For anyone who has visited it recently, Raigmore is beginning to show its age. The last significant building upgrades at the site, including the Raigmore Tower, were built back in the 1980s.
Forty years on and Raigmore is beginning to feel like an outdated hospital with services shoehorned into a limited site and limited buildings.
We know that even just now wards are often full, thus preventing operations taking place. We also have a situation where patients and staff can't even find spaces to park at the hospital.
While I have welcomed the upgrades and renovations to Raigmore in recent years, these are short-term fixes. For far too long the Highlands has had to make do with piecemeal investment in main theatres, maternity services and orthopaedics, to name just a few.
I also campaigned for and welcomed the construction of the National Treatment Centre – Highland. However, it is indeed what it says, a 'National' Treatment Centre and will not go far in resolving all of our acute care needs.
Therefore, as demand for hospital care increases and medicine advances, we need a new Highland hospital that is fit for the twenty-first century.

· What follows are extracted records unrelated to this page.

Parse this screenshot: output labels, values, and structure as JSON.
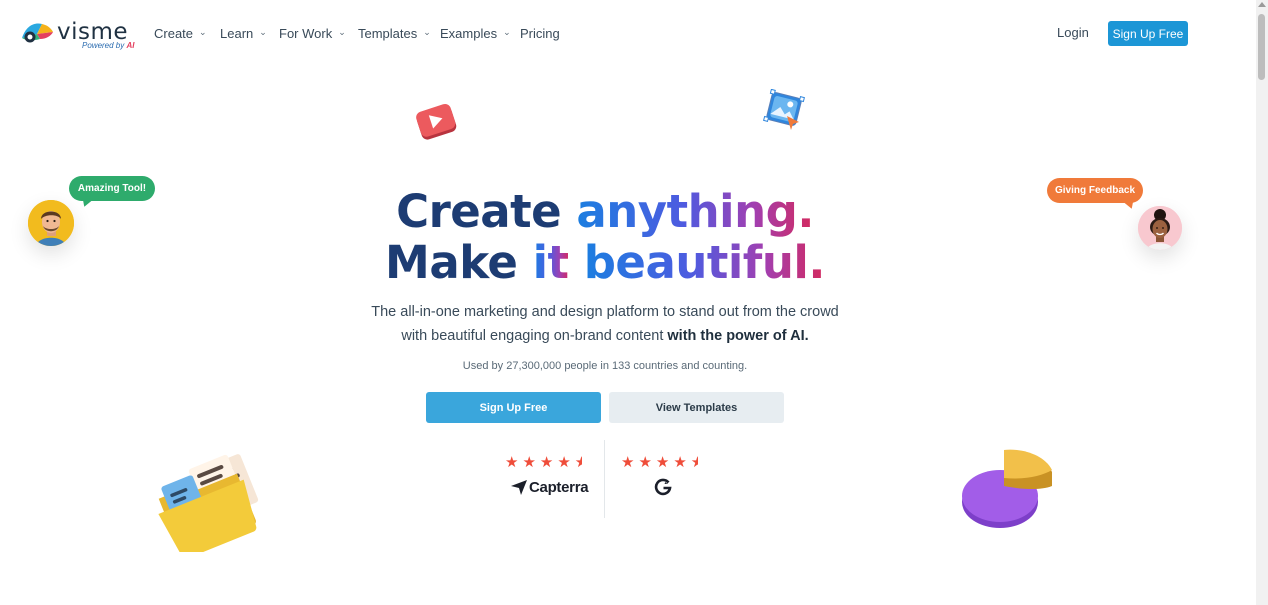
{
  "brand": {
    "name": "visme",
    "tagline_prefix": "Powered by",
    "tagline_ai": "AI"
  },
  "nav": {
    "items": [
      {
        "label": "Create",
        "has_dropdown": true
      },
      {
        "label": "Learn",
        "has_dropdown": true
      },
      {
        "label": "For Work",
        "has_dropdown": true
      },
      {
        "label": "Templates",
        "has_dropdown": true
      },
      {
        "label": "Examples",
        "has_dropdown": true
      },
      {
        "label": "Pricing",
        "has_dropdown": false
      }
    ],
    "login": "Login",
    "signup": "Sign Up Free"
  },
  "hero": {
    "line1_a": "Create",
    "line1_b": "anything.",
    "line2_a": "Make",
    "line2_b": "it",
    "line2_c": "beautiful.",
    "sub_line1": "The all-in-one marketing and design platform to stand out from the crowd",
    "sub_line2_a": "with beautiful engaging on-brand content",
    "sub_line2_b": "with the power of AI.",
    "used_by": "Used by 27,300,000 people in 133 countries and counting.",
    "cta_primary": "Sign Up Free",
    "cta_secondary": "View Templates"
  },
  "ratings": {
    "capterra": {
      "stars": 4.5,
      "name": "Capterra"
    },
    "g2": {
      "stars": 4.5,
      "name": "G2"
    }
  },
  "bubbles": {
    "left": "Amazing Tool!",
    "right": "Giving Feedback"
  },
  "colors": {
    "accent": "#1c96d6",
    "primary_button": "#3aa6dc",
    "title_navy": "#1d3c73",
    "star": "#ef4d3a",
    "bubble_green": "#2eab6c",
    "bubble_orange": "#f07a3a"
  }
}
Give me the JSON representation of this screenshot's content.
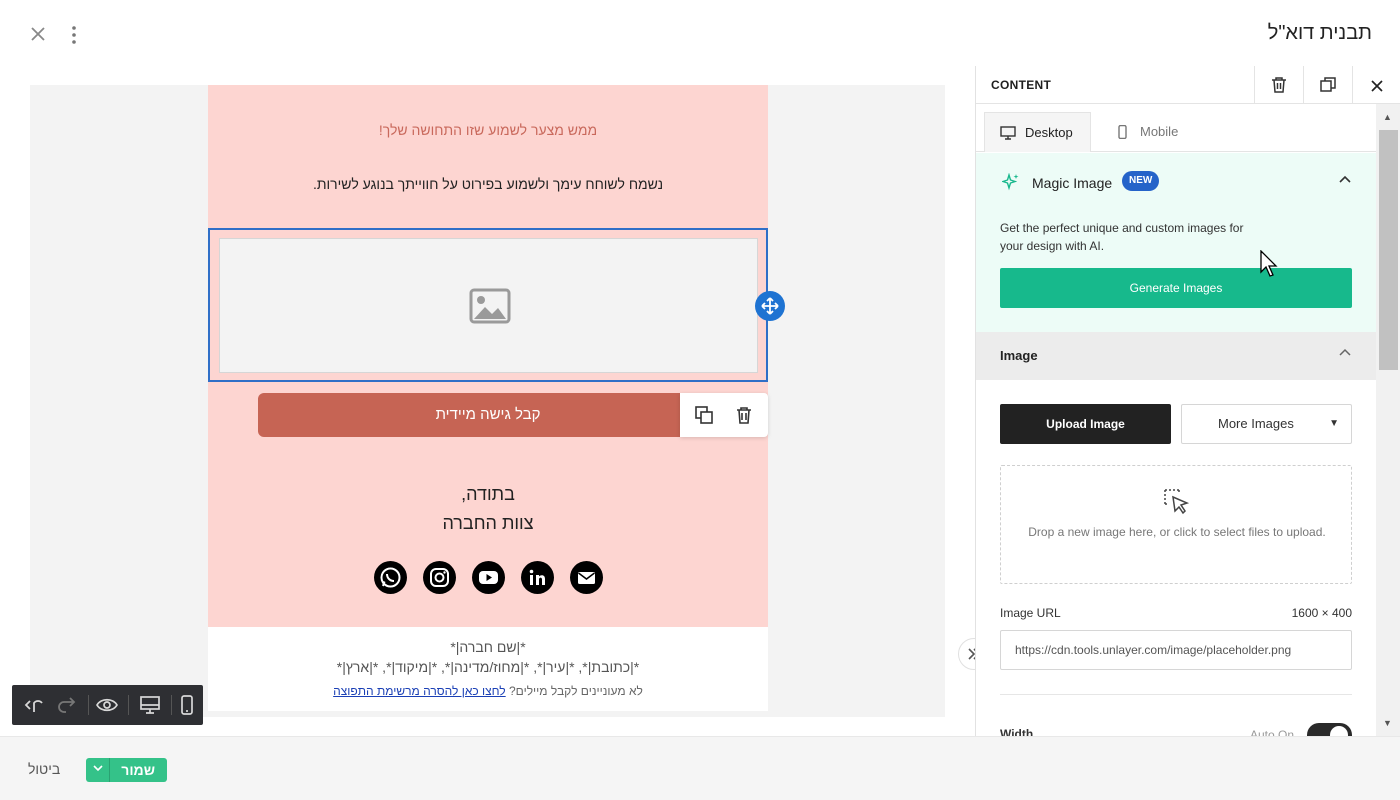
{
  "window": {
    "title": "תבנית דוא\"ל"
  },
  "email": {
    "headline": "ממש מצער לשמוע שזו התחושה שלך!",
    "subtext": "נשמח לשוחח עימך ולשמוע בפירוט על חווייתך בנוגע לשירות.",
    "cta_label": "קבל גישה מיידית",
    "signoff_line1": "בתודה,",
    "signoff_line2": "צוות החברה",
    "social_icons": [
      "email-icon",
      "linkedin-icon",
      "youtube-icon",
      "instagram-icon",
      "whatsapp-icon"
    ],
    "footer_line1": "*|שם חברה|*",
    "footer_line2": "*|כתובת|*, *|עיר|*, *|מחוז/מדינה|*, *|מיקוד|*, *|ארץ|*",
    "footer_unsub_text": "לא מעוניינים לקבל מיילים?",
    "footer_unsub_link": "לחצו כאן להסרה מרשימת התפוצה",
    "colors": {
      "background": "#fdd5d1",
      "headline": "#c9695c",
      "button": "#c66454"
    }
  },
  "panel": {
    "title": "CONTENT",
    "tabs": [
      {
        "label": "Desktop",
        "active": true
      },
      {
        "label": "Mobile",
        "active": false
      }
    ],
    "magic_image": {
      "title": "Magic Image",
      "badge": "NEW",
      "description": "Get the perfect unique and custom images for your design with AI.",
      "button": "Generate Images"
    },
    "image_section": {
      "title": "Image",
      "upload_button": "Upload Image",
      "more_button": "More Images",
      "dropzone_text": "Drop a new image here, or click to select files to upload.",
      "url_label": "Image URL",
      "size": "1600 × 400",
      "url_value": "https://cdn.tools.unlayer.com/image/placeholder.png",
      "width_label": "Width",
      "auto_label": "Auto On"
    }
  },
  "footer_bar": {
    "save_label": "שמור",
    "cancel_label": "ביטול"
  },
  "colors": {
    "accent_green": "#17b98c",
    "save_green": "#34c289",
    "selection_blue": "#2f6fc7",
    "badge_blue": "#2563c9"
  }
}
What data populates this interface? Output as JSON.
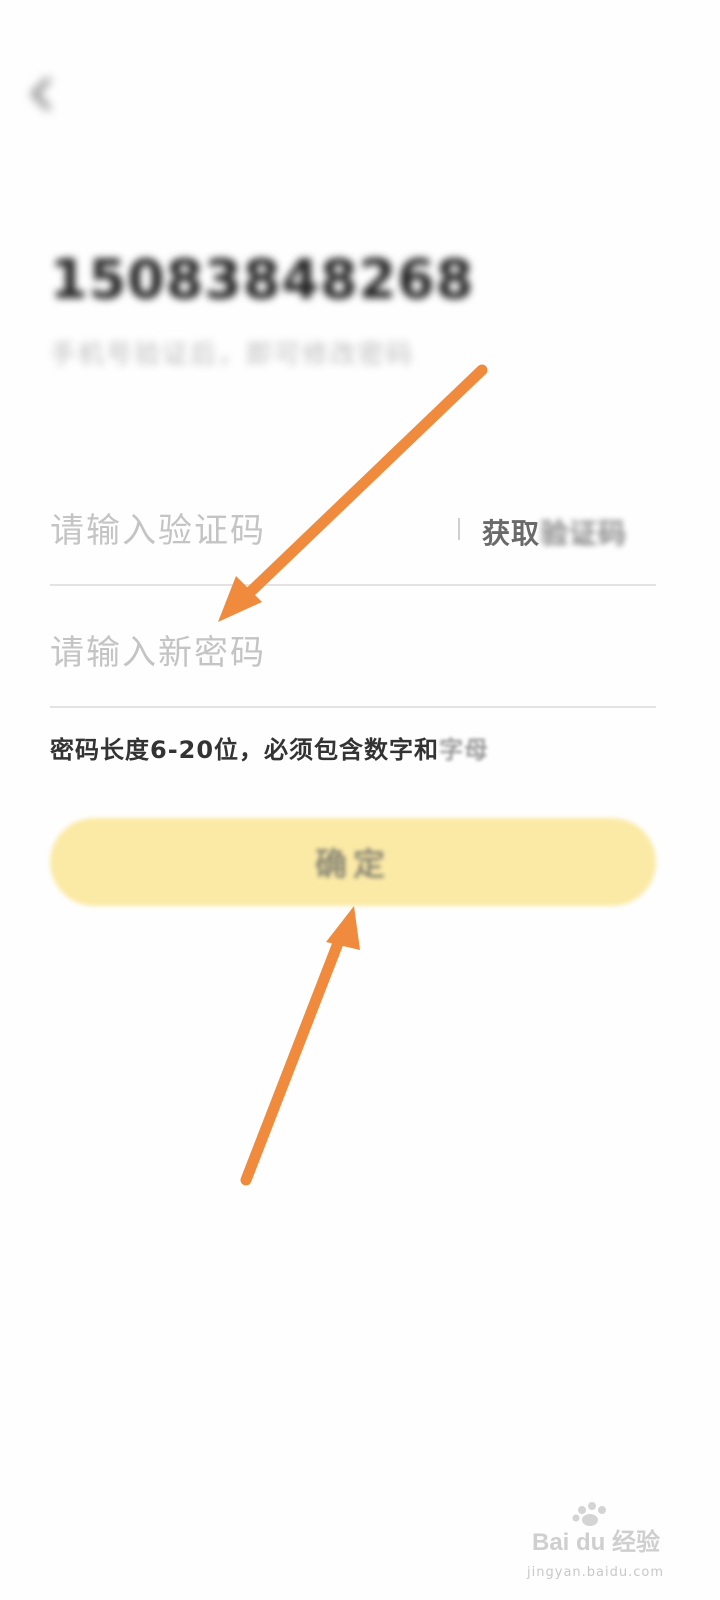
{
  "status_bar": {
    "left_text": "",
    "right_text": ""
  },
  "nav": {
    "title": ""
  },
  "account": {
    "phone": "15083848268",
    "hint": "手机号验证后，即可修改密码"
  },
  "form": {
    "code_placeholder": "请输入验证码",
    "get_code_visible": "获取",
    "get_code_faded": "验证码",
    "password_placeholder": "请输入新密码",
    "rule_main": "密码长度6-20位，必须包含数字和",
    "rule_faded": "字母",
    "confirm_label": "确定"
  },
  "watermark": {
    "text": "Bai du 经验",
    "sub": "jingyan.baidu.com"
  },
  "colors": {
    "button_bg": "#fbeaa6",
    "arrow": "#f08a3c"
  }
}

Large-scale projects like this require years of consultation, planning and development. That’s why it is vital we begin the conversations now to get the ball rolling.
It is essential that all rural communities across the Highlands are listened to – and really listened to – when it comes to the designing of a new hospital.
Lessons must be learnt about how the current health care model isn’t working, especially for communities in Caithness.
What rural communities in the Far North will not accept is a new acute general hospital which becomes a giant and sucks resources away from our local hospitals.
We have already seen the dire consequences of that when it comes to maternity provision. We cannot have more of the same.
A new hospital is an opportunity to design our Highland health services differently. I believe that the new hospital should bring with it a new policy. A policy that works on a hub and spoke principle, so that we use our local hospitals.
This approach would mean our local hospitals are revitalised by working in closer partnership with the new hospital.
Another key benefit is that if we face another pandemic similar or worse to Covid-19, then our health service would have a greater capacity to both treat patients with infectious diseases and also limit disruption to routine operations.
At the end of this month we will learn who the next First Minister of Scotland will be, and I have already written to each of the three candidates to support my campaign.
While all three candidates have acknowledged my correspondence, I have yet to receive a definitive answer at the time of writing this article.
Whoever emerges as the next First Minister, I will be campaigning relentlessly across the region and in Holyrood until a brand-new hospital for the Highlands is delivered.